Male smokers have stubbed out in even bigger numbers - down from 58 per cent in 1964.

The estimates were compiled by leading University of WA population health epidemiologist D'Arcy Holman and Australian Council on Smoking and Health president Mike Daube.

Separate figures from the Cancer Council WA show smoking-related deaths have also nosedived in men, with the risk of dying of lung cancer falling from one in 19 men in the 1960s to one in 28 in 2011.

While the risk is lower in women - one in 42 - lung cancer remains their biggest cancer killer, well above deaths from breast cancer. Professor Daube said the decline in smoking over the past 50 years had been an extraordinary triumph for public health and caused a massive cultural change.

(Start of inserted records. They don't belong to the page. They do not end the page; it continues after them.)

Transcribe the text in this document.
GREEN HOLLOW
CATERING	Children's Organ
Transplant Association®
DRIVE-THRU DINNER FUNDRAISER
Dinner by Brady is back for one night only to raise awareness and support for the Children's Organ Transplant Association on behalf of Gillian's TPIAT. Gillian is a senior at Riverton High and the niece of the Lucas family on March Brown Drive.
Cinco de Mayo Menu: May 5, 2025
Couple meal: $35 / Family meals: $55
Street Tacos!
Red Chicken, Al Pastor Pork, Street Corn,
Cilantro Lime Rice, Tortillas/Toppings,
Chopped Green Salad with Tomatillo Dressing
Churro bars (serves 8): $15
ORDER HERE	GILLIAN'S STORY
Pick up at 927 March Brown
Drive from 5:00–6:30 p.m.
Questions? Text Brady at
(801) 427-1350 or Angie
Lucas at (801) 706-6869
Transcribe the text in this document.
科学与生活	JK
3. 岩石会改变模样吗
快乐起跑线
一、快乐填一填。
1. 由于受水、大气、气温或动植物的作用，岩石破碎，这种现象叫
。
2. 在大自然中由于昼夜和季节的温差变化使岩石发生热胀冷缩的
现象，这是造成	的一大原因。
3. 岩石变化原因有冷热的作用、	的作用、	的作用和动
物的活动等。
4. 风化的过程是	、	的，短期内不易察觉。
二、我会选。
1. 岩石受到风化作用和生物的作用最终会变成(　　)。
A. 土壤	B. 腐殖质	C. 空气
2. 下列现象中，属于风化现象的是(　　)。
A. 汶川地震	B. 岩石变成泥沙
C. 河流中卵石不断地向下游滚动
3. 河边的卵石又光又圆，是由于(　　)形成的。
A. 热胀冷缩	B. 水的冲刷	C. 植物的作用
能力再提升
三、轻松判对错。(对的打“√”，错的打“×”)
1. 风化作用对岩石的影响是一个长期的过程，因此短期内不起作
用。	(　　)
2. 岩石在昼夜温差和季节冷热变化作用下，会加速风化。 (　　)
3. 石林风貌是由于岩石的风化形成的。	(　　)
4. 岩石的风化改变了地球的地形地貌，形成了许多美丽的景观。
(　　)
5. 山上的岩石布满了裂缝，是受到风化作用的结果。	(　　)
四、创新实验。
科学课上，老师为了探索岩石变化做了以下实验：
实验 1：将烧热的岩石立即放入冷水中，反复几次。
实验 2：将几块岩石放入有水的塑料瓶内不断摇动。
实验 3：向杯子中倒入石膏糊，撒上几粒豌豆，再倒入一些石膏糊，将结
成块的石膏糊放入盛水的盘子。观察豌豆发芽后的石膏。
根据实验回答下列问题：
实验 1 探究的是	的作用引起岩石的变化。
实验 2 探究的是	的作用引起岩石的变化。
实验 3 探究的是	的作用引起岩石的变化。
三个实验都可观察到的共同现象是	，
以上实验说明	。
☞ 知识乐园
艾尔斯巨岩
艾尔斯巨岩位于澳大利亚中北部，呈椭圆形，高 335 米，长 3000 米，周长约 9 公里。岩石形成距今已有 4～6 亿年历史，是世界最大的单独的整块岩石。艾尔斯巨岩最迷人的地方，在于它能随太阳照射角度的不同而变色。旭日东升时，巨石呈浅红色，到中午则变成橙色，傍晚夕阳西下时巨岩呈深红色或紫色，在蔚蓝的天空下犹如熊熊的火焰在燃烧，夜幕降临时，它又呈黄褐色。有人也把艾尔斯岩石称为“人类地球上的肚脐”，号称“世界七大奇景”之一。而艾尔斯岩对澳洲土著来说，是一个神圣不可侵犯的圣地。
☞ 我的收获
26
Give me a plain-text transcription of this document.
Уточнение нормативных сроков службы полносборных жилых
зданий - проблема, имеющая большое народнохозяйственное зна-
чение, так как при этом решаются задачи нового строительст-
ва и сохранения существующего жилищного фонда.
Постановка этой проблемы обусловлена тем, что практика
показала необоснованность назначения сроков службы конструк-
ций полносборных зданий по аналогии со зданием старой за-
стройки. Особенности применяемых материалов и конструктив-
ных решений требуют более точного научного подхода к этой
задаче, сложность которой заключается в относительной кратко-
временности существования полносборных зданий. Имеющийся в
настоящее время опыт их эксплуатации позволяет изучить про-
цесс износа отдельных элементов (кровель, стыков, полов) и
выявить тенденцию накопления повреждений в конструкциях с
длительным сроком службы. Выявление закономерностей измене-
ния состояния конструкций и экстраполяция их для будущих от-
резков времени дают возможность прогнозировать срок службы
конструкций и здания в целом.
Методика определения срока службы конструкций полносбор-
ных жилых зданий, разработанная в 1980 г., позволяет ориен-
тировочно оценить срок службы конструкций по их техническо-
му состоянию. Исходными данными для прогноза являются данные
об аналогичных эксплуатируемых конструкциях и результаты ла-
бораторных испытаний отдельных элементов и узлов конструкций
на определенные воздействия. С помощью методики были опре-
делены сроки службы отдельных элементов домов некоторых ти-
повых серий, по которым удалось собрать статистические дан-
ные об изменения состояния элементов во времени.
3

"When you stand back and look at those numbers, they are quite remarkable and it is hard to think of anything else we have done over recent decades that has done so much to keep people alive and healthy," he said.

There had also been a huge loss of life since the landmark report was released, with an estimated 800,000 Australians dying from smoking, and there was growing evidence about the wider harms of smoking and passive smoking.

Cancer Council WA director of education and research Terry Slevin said thousands of cases of cancer had been prevented in WA because of anti-smoking measures, many of which people said could not be done, such as banning smoking on long-haul flights.

"We know that if tobacco was coming on to the market now, there is no way it could be legally sold," he said.